Peccato che l'olfatto di Katherine fiutasse ben più di un calice di vino nel suo alito, e che le pareti bianche erano incriminate di un evidente omicidio alcolico.
Valentine la osservò seria, in silenzio. Le avrebbe potuto credere se non fosse sembrata così stanca, così insicura.
«Senti… so che sei orgogliosa e che non vuoi "farmi entrare", e va bene se non vuoi dirmi la verità. Non posso obbligarti, ma ho capito che c'è qualcosa che non va…
Sai che non ti giudico, sai che se hai bisogno ci sono»
Erano le solite cose che Valentine le ripeteva da una vita, ma sta volta erano diverse, suonavano tangibili, serie. Era un'altra Kat a dirgliele: una dura, solida, sconosciuta. Una distaccata, piatta, ferma, indiscutibilmente affidabile.
Jade agitata prese a maneggiare contro alla lavastoviglie per sistemare i calici. Non le rispose, dandole le spalle. Avrebbe voluto davvero dire qualcosa, qualsiasi cosa, ma non si era mai trovata tanto spalle al muro.
Katherine fu scocciata da quell'atteggiamento e se ne stupì.
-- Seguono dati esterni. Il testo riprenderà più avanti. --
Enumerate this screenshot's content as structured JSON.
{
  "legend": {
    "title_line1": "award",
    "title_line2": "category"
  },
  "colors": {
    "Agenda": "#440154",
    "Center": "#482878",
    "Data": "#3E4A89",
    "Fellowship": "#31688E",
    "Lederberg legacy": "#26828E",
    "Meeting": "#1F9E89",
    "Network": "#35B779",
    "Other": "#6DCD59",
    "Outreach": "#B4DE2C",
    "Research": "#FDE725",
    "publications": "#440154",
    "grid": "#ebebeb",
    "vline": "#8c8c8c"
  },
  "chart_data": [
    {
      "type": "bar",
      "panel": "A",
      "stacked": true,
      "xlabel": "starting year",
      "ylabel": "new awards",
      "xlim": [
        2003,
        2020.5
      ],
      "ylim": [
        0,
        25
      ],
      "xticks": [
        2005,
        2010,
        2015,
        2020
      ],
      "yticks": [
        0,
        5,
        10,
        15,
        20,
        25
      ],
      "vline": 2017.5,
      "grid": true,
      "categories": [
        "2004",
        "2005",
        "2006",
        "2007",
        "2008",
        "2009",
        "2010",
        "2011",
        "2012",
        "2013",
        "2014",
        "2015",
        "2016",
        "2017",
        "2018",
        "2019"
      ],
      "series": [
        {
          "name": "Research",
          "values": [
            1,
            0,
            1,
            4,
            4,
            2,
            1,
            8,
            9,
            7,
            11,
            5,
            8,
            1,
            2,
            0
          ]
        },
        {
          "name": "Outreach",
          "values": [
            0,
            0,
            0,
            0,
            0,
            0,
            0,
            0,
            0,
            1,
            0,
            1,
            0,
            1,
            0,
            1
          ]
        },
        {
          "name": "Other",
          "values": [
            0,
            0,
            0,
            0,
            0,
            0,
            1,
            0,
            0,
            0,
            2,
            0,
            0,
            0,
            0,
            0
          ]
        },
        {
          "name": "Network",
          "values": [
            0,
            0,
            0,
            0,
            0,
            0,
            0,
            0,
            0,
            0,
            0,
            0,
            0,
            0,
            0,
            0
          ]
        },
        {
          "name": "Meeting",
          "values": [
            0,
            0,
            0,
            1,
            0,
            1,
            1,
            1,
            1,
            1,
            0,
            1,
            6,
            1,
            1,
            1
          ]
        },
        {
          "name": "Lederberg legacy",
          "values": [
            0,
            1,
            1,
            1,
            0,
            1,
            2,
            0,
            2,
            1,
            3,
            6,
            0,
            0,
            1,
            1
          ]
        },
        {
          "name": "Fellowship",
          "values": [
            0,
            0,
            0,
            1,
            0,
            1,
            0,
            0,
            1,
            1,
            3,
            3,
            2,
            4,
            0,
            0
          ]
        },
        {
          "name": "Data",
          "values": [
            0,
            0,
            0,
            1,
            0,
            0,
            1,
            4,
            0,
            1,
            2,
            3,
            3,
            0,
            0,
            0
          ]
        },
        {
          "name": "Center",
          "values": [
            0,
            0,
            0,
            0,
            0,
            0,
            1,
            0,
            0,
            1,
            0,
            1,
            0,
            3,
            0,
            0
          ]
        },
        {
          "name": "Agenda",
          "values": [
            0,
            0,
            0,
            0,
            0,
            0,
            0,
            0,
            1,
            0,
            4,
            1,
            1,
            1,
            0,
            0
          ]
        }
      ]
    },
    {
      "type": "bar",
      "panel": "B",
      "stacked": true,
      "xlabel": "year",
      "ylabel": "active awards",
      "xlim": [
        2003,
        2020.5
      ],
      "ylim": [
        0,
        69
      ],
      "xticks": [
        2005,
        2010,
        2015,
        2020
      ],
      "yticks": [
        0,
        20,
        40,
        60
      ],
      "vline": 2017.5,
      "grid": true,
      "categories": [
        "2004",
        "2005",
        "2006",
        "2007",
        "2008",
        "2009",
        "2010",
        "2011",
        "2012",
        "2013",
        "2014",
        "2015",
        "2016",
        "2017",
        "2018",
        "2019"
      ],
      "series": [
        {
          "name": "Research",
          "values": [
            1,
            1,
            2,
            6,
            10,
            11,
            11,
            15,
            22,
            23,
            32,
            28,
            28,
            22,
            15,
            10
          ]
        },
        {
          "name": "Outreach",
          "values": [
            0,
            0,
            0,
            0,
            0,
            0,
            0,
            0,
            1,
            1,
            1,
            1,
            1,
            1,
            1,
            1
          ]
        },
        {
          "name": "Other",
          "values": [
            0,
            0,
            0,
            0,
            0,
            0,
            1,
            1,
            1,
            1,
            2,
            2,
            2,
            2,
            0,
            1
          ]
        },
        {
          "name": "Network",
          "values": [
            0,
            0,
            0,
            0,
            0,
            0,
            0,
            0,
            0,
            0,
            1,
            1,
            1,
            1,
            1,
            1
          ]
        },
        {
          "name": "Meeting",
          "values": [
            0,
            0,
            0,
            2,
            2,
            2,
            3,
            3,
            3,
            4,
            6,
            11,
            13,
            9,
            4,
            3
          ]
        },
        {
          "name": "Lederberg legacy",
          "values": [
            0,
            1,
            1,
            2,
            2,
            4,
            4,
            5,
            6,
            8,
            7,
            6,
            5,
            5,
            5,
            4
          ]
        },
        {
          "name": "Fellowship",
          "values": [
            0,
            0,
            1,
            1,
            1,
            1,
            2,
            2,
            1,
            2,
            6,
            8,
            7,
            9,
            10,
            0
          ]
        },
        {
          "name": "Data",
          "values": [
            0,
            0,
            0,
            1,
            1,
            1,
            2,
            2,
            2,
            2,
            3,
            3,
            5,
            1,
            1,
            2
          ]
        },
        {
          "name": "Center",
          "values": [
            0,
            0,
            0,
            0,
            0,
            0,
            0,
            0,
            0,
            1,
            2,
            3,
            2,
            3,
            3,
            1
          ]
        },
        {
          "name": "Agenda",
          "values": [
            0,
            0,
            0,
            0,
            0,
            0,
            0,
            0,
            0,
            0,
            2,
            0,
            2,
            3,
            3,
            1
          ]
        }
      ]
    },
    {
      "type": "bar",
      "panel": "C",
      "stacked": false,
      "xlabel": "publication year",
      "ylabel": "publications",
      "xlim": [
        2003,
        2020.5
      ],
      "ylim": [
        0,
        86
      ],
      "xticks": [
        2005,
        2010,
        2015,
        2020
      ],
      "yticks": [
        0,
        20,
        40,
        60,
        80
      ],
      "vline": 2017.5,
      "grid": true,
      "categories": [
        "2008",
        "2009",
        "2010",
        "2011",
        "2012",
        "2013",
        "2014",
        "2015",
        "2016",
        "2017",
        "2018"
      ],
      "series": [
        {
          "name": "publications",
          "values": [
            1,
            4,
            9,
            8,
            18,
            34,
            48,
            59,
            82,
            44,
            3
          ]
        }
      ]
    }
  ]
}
Le dava fastidio la chiusura della sua insegnante, le sue bugie, non aveva tempo per assecondarle. Non sarebbe stata al gioco, non ne trovava il senso dato che non le credeva minimamente.
Era determinata, voleva ricavarne qualcosa. Non avrebbe accettato il silenzio e il distacco. Era evidente che la sua insegnante avesse bisogno, ed era evidente che in quel momento fosse nella posizione migliore per sostenerla. Quindi poche storie, l'avrebbe aiutata. Forse era il destino che l'aveva portata lì proprio in quel momento.
«Senti ho visto che nella spazzatura avevi altre bottiglie…
Sei un alcolizzata?»
«No! Ma ti pare? Io! Non sono una cazzo di alcolizzata! È solo… è solo un periodo, ok? So benissimo vivere senza alcool, non sono dipendente, non ne ho bisogno. È solo…
In certi momenti della mia vita ho bisogno di una spinta tutto qui» scattò sulla difensiva. Non voleva, non avrebbe perso il poco di dignità che le rimaneva, non con Valentine.
«E perché ora? Cosa sta succedendo in questo periodo? C'entra la tua amica Dayana? O la tua ex?» osò. Non le avrebbe dato tregua, non senza la verità. Avrebbe raggirato in qualche modo la barriera del suo orgoglio per raggiungerla.
Jade si girò verso di lei e la guardò persa, le urlò mille verità in un silenzio stretto tra i denti.
Perché Katherine non pensava che il suo tentato suicidio fosse stato tanto grave per lei? Perché non pensava che potesse essere la causa dei suoi problemi con l'alcol? Ma si rispose da sola: perché la ragione per cui stava tanto male non era il suo tentato suicidio, era il senso di colpa di esserne la responsabile. Si sentì morire davanti al suo volto fermo, indissolubile. La sua rigidità le ricordava quasi quella di Dayana, non era più la ragazzina morbida che desiderava.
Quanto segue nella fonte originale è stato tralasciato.